Mediakompasnews.Com –Pontianak – Hak Cipta merupakan salah satu Kekayaan Intelektual (KI) yang dapat dicatatkan pada Direktorat Jenderal Kekayaan Intelektual (DJKI), Kementerian Hukum dan Hak Asasi Manusia (Kemenkumham) yang terdiri dari bidang seni, sastra, dan ilmu pengetahuan.
Dalam hak cipta, baik pencipta maupun pemegang ciptaan memiliki hak eksklusif untuk mendapatkan manfaat ekonomi atas ciptaannya, salah satunya adalah berupa imbalan atau royalti.
Direktur Hak Cipta dan Desain Industri, DJKI, Anggoro Dasananto mengatakan, pemerintah terus berupaya untuk meningkatkan kesejahteraan para pencipta dan pengguna hak terkait, seperti produser atau penyanyi agar memperoleh royalti dari komersialisasi karya ciptaan mereka.

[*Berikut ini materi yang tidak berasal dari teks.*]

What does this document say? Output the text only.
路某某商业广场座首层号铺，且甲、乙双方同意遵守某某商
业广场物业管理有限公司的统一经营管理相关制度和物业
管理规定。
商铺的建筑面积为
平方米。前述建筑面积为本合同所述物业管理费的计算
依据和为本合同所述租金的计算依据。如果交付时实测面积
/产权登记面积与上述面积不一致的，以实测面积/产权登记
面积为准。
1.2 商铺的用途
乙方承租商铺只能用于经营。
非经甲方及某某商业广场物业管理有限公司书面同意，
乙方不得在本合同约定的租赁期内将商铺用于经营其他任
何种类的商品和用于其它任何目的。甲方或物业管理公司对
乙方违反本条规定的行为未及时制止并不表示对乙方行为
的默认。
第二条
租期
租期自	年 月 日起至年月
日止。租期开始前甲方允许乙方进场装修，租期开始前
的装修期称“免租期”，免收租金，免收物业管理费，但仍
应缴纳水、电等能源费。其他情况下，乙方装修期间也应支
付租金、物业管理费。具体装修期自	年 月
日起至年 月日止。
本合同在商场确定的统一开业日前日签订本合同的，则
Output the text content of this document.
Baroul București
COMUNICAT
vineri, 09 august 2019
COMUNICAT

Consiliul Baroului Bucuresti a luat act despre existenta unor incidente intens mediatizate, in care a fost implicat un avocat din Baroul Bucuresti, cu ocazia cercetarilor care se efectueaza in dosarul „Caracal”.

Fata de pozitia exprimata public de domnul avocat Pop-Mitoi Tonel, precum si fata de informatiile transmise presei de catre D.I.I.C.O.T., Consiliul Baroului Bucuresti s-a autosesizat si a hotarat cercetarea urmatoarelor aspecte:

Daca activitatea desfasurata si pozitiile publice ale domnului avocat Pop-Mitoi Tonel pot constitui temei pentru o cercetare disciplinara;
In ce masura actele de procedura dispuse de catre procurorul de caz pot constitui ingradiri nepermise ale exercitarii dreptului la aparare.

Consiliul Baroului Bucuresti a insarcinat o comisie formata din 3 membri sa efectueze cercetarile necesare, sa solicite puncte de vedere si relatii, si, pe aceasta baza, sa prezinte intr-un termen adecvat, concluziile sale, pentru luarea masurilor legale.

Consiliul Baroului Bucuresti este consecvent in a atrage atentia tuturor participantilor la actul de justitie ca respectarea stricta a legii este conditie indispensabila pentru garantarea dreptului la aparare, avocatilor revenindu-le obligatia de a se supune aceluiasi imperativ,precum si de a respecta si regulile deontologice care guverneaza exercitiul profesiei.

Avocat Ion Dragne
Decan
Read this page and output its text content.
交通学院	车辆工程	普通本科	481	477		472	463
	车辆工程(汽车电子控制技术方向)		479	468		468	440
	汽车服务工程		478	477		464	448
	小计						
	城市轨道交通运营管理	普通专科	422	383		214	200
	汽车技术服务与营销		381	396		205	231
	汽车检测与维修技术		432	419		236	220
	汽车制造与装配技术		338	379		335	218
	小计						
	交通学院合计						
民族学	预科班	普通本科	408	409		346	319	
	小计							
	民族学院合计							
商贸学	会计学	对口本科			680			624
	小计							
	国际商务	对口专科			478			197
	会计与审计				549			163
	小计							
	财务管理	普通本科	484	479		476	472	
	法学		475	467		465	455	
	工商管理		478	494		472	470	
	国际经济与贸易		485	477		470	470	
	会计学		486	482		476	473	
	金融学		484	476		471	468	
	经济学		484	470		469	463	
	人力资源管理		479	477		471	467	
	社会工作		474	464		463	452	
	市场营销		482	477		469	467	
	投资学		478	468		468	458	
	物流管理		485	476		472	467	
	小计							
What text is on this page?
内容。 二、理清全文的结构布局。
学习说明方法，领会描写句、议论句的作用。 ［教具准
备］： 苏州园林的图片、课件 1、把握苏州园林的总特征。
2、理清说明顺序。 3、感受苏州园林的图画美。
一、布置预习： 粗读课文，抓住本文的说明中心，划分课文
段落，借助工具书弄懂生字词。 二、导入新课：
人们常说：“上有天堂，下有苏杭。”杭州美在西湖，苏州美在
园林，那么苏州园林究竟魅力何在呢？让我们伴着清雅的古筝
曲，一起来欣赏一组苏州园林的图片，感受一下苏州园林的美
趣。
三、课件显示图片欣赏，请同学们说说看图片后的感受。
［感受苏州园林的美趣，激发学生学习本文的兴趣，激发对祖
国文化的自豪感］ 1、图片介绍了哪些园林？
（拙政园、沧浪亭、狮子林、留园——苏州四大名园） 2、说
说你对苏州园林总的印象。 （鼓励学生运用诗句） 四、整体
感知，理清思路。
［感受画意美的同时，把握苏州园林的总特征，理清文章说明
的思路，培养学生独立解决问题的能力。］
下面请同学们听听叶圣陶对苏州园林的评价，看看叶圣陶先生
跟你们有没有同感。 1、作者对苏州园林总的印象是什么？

“Sejalan dengan upaya peningkatan ekonomi bagi pencipta dan pengguna hak terkait, maka pemerintah menerbitkan Peraturan Pemerintah Nomor 56 tahun 2021 tentang Pengelolaan Royalti Hak Cipta Lagu dan/Atau Musik. Lalu diikuti dengan Permenkumham Nomor 20 tahun 2021. Kemudian yang terbaru adalah Permenkumham Nomor 9 tahun 2022,” ujar Anggoro.
Dia menuturkan, Royalti dapat dikelola langsung oleh pencipta atau pemegang ciptaan. Disisi lain, pengelolaan royalti juga dapat dilakukan oleh Lembaga Manajemen Kolektif (LMK). Dimana LMK ini berfungsi untuk menghimpun dan mendistribusikan royalti kepada para pencipta dan pengguna hak terkait.
“Jangan ada kekhawatiran dalam penarikan penghimpunan royalti oleh LMK, karena LMK sangat transparan, profesional dan akuntabel,” kata Anggoro pada pembukaan kegiatan Diskusi Teknis Lembaga Manajemen Kolektif Bidang Musik dan Lagu di Hotel Mercure Pontianak City Center, Kalimantan Barat, Kamis (7/7/2022).
Pada kesempatan yang sama, Kepala Kantor Wilayah Kementerian Hukum dan HAM Kalimantan Barat, Pria Wibawa menyampaikan bahwa pengaturan mengenai kewajiban pembayaran royalti musik dan/atau lagu bukanlah hal baru.
“Tujuan diterbitkannya pengaturan tersebut untuk memberikan pelindungan dan kepastian hukum terhadap pencipta, pemegang ciptaan, dan pemilik hak terkait terhadap hak ekonomi atau lagu dan/atau musik, serta setiap orang yang melakukan penggunaan secara komersial atas lagu dan/atau musik karya seseorang,” tuturnya.
Pria pun berharap, kegiatan ini dapat menjadi sarana bertukar pikiran antara pemerintah dan pihak-pihak yang berkepentingan langsung terhadap penyelenggaraan pengelolaan royalti hak cipta lagu dan /atau musik di Indonesia.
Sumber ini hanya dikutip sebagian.